Jesus’ words underline a theme we have already observed: With his coming, fear can give way to faith, not just any faith, or faith in faith, but faith in him. It was a test of Jairus’ faith. The delay not only heightened the drama of the miracle, but shows us that we can trust God to be working out his good purposes for us at all times, even in tough times when he seems to be doing nothing.
So far in Mark’s narrative there is very little evidence of this kind of faith. Yet it is something he wants to press on us, his readers, as he moves on to the climax of this event.
God’s compassion. By noting that Jesus took with him into the house, Peter and John and James (the three who would later witness his transfiguration), Mark affirms their credibility as witnesses to Jesus. Furthermore, by describing the scene at Jairus’ house where people were weeping and wailing loudly, Mark heightens the drama of the scene (5:38).
With Jesus’ words, “Why are you making a commotion and weeping? The child is not dead but sleeping”, the crowds laughed (5:39). They knew the girl was dead, otherwise they would not have been there, and they certainly didn’t believe that Jesus could do anything for her now. But in saying that the girl was sleeping, a word that could signify either physical sleep or death, Jesus indicated the situation was not as hopeless as they thought. Are there not times when we are downcast because we don’t expect God to do the unexpected?
Taking the girl’s parents and the three disciples with him to her bedside, he took the girl’s hand and without any fuss or incantation, said, “Talitha cumi” which means, “Little girl, I say to you, arise” (5:41).

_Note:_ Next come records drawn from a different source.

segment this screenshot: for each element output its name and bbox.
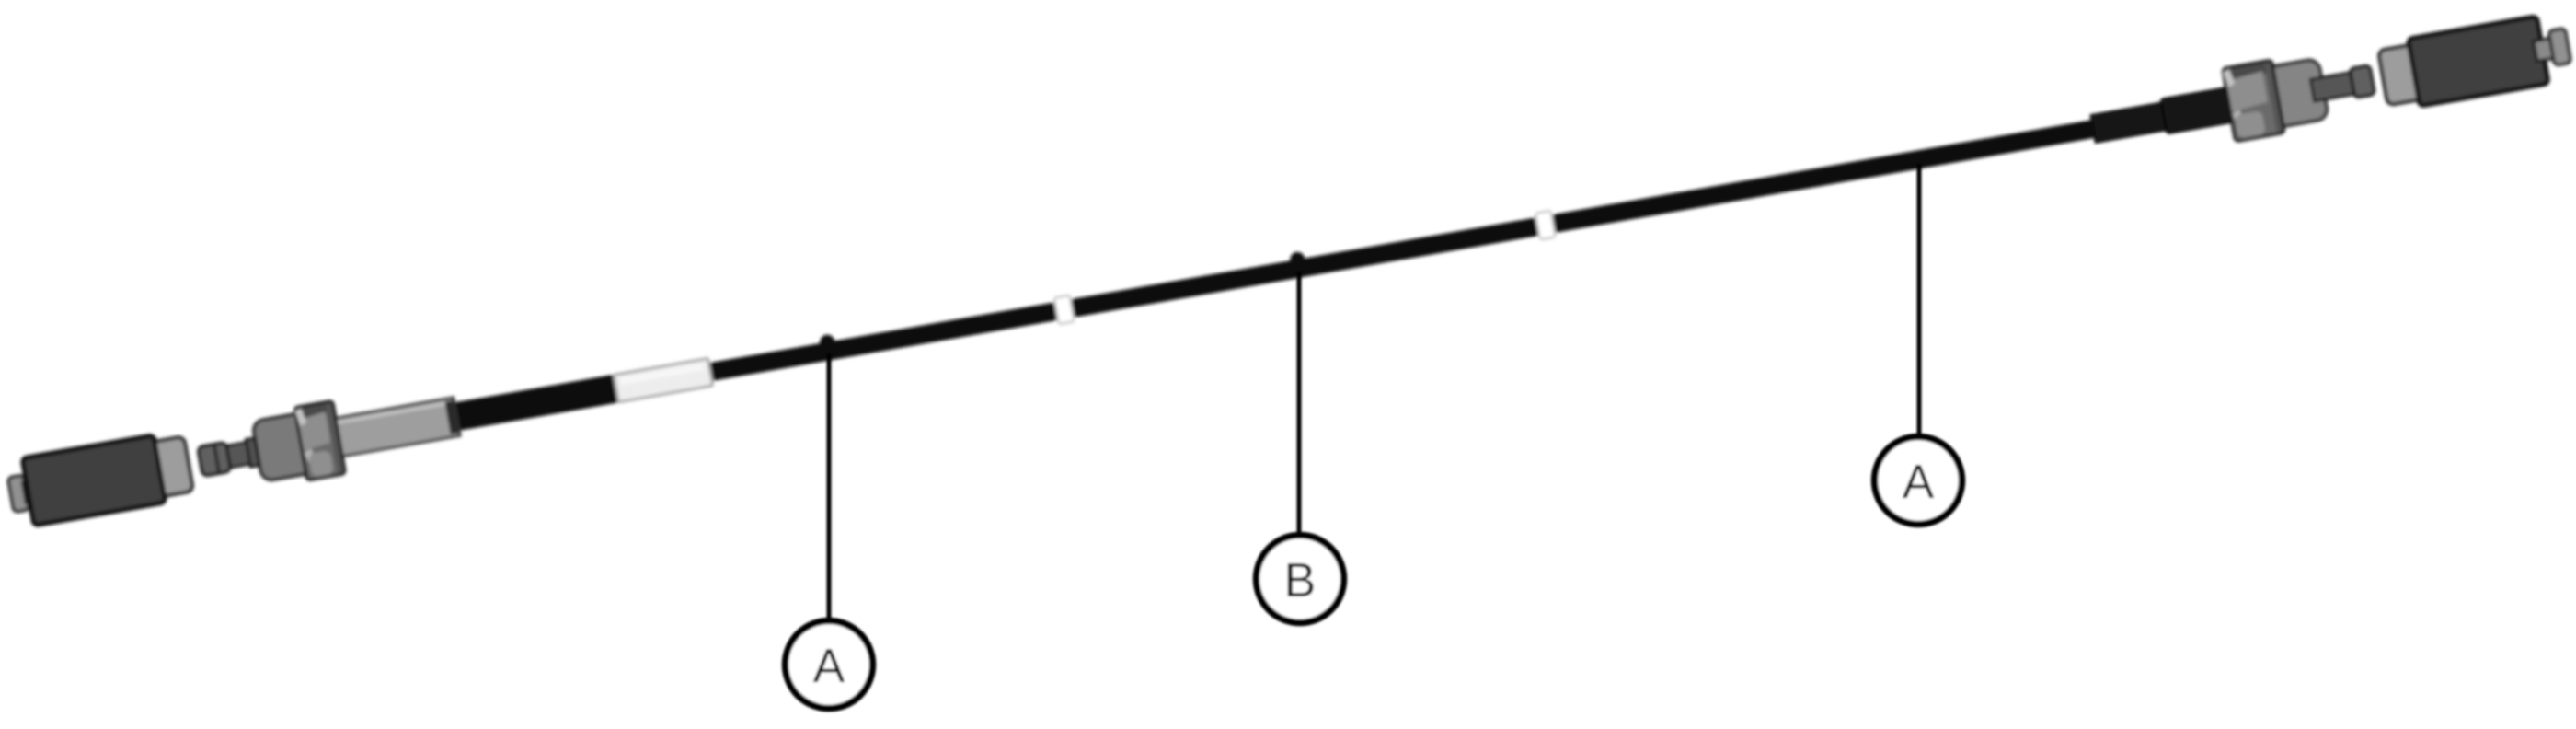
wire: thin cable jacket <box>660 105 2178 389</box>
right dust cap nub flange <box>2548 29 2570 66</box>
node A marker dot left <box>819 333 836 351</box>
left dust cap nub flange <box>8 475 29 512</box>
right dust cap nub stem <box>2534 38 2557 61</box>
left dust cap light end piece <box>145 436 193 497</box>
right connector ferrule collar <box>2350 65 2375 98</box>
left connector ferrule collar <box>198 442 231 476</box>
leader line to callout A left <box>827 353 832 622</box>
white band 1 <box>1054 295 1075 325</box>
svg-text:A: A <box>813 640 845 693</box>
leader line to callout B <box>1297 272 1302 537</box>
svg-text:B: B <box>1284 554 1317 608</box>
right connector barrel <box>2265 59 2329 128</box>
callout circle A left <box>786 621 873 709</box>
white band 2 <box>1535 211 1556 240</box>
left connector barrel <box>252 413 312 481</box>
left connector sleeve (strain relief) <box>321 398 460 459</box>
cable assembly group, tilted -10deg <box>5 9 2574 531</box>
left connector ferrule ring <box>246 436 267 467</box>
svg-text:A: A <box>1903 456 1935 509</box>
right connector ferrule stem <box>2310 72 2359 101</box>
right boot tier 1 <box>2091 100 2179 142</box>
callout circle B <box>1257 536 1344 623</box>
wire: thick cable jacket left section <box>443 360 702 433</box>
left dust cap nub stem <box>23 480 45 503</box>
cable label <box>614 358 713 402</box>
right dust cap body <box>2408 17 2548 106</box>
node B marker dot <box>1289 251 1306 269</box>
right boot tier 2 <box>2161 85 2250 133</box>
left dust cap body <box>22 435 166 526</box>
leader line to callout A right <box>1917 164 1922 438</box>
callout circle A right <box>1875 437 1962 525</box>
left connector hex nut <box>294 401 345 480</box>
right connector hex nut <box>2223 60 2284 141</box>
right dust cap light end piece <box>2378 43 2428 105</box>
left connector ferrule stem <box>221 439 266 469</box>
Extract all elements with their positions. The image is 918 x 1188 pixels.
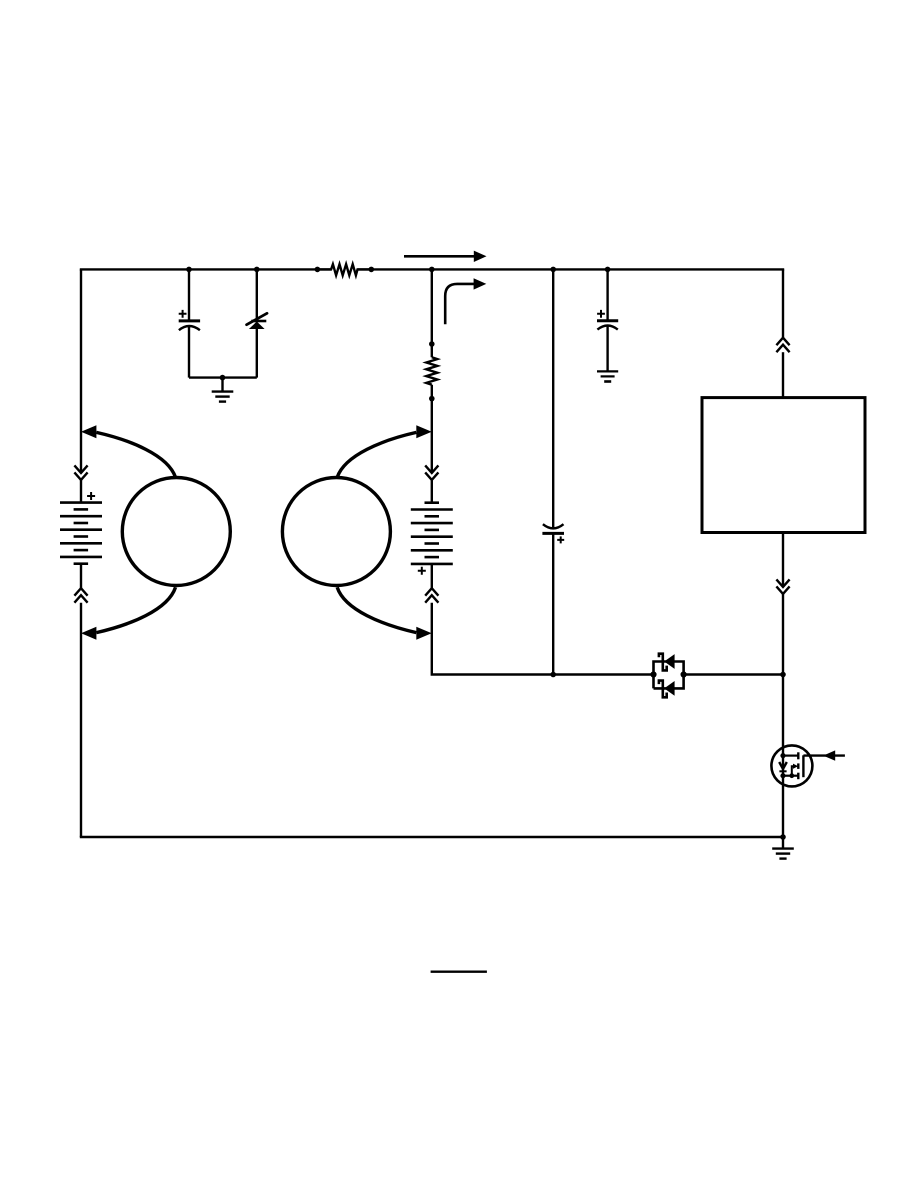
- zener diode D1: [247, 313, 267, 329]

In touching the dead girl Jesus had technically become impure and ritually unclean. Yet he had not hesitated to do this for her sake.
New life. At his words, immediately the girl got up and began walking… (5:42). Understandably the parents were amazed (8:56) at this extraordinary act of Jesus. Directing that they should give her something to eat (5:43), Jesus not only showed his understanding of the girl’s need, he wanted everyone to know she was not an apparition. She was truly alive. No one but God could raise the dead.
There is no other word to describe what Jesus had: power. Power over death itself; power to turn a day of mourning into a day of joy.
New hope. An event such as this awakens us to where hope is to be found. According to the Bible we are all helpless. We try to hide this or simply ignore it, but the reality is that we are not in charge of our destiny. Our world is subject to titanic forces far beyond our control. Consider the power of fires, floods and earthquakes; consider the evil in the world and the atrocities that are perpetrated for the sake of human power; consider the power of a pandemic and the harsh reality of death.
CS Lewis spoke of suffering as God’s megaphone. It can awaken us to the realities of our helplessness and therefore our need for God. Sometimes it is only when face the realities of life and death that we come to our senses and turn to Jesus.
Whatever our cry is, Mark wants us to know that our cry will be heard. We can also point people we know who have lost loved ones through Covid or for some other reason, to the God of all hope. In Christ Jesus alone, helplessness can be changed into hopefulness.
A prayer. Heavenly Father, keep your people continually in a true faith in you; so that those who lean only on the hope of your heavenly grace may always be defended by your mighty power; through Jesus Christ our Lord. Amen.